The hospital was first established in a warehouse of the Third Youngdo Church, 46 2Ga, Namhang-dong, Busan. Later, in December 1951, the hospital was moved to 180, 2Ga, Yeongseon-dong, Youngdo-gu. Gospel Hospital moved to its current location in 1957, helped by a donation from the United States Agency for International Development (USAID). A new building was constructed in 1959.
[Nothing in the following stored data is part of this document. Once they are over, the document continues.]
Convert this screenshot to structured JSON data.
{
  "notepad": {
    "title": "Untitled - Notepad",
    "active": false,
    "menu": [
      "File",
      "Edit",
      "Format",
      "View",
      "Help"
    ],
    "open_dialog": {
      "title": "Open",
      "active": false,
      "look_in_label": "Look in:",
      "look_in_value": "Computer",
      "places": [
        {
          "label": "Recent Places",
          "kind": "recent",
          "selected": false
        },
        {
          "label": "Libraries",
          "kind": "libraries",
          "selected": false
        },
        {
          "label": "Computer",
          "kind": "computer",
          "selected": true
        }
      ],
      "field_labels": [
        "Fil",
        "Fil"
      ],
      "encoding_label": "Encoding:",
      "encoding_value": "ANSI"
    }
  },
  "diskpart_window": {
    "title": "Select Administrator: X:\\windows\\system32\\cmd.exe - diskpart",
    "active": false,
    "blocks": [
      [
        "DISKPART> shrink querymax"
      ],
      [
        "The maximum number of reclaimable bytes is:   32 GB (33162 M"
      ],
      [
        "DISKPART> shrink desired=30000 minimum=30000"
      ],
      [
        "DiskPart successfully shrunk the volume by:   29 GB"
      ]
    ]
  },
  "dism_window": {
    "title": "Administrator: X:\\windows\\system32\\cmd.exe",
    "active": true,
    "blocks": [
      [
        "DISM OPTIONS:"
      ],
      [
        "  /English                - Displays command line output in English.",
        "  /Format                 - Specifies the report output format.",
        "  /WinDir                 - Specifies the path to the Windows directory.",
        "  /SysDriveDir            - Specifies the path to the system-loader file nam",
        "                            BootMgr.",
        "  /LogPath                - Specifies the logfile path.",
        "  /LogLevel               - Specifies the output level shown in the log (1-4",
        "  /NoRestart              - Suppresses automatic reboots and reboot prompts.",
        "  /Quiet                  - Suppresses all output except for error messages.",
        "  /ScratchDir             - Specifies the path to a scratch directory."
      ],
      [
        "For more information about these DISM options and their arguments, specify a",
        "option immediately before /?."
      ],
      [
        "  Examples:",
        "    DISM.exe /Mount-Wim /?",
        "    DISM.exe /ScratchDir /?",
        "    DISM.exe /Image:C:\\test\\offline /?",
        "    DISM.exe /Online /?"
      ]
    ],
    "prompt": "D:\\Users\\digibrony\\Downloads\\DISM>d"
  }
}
In 1978, Gospel Hospital Cancer Center opened. This was a first for the southern region of the Republic of Korea, and it was the second cancer center founded in the country.

The hospital affiliated with The Gospel College of Nursing in 1968, The College of Medicine of Kosin University in 1981, and The Public Health Graduate School of Kosin University in 1993.

==Current status and achievements==
The hospital has 912 beds and is a leading institute for cancer treatment in Korea. The surgical staff performs over 400 operations for gastric cancer patients yearly, highest amount for hospitals in Busan and South Gyeongsang province. The clinical results for breast, colorectal, thyroid and pancreas surgeries are also notable.

Arrhythmia ablation and kidney transplantation were performed for the first time in Busan and South Gyeongsang province at Gospel Hospital.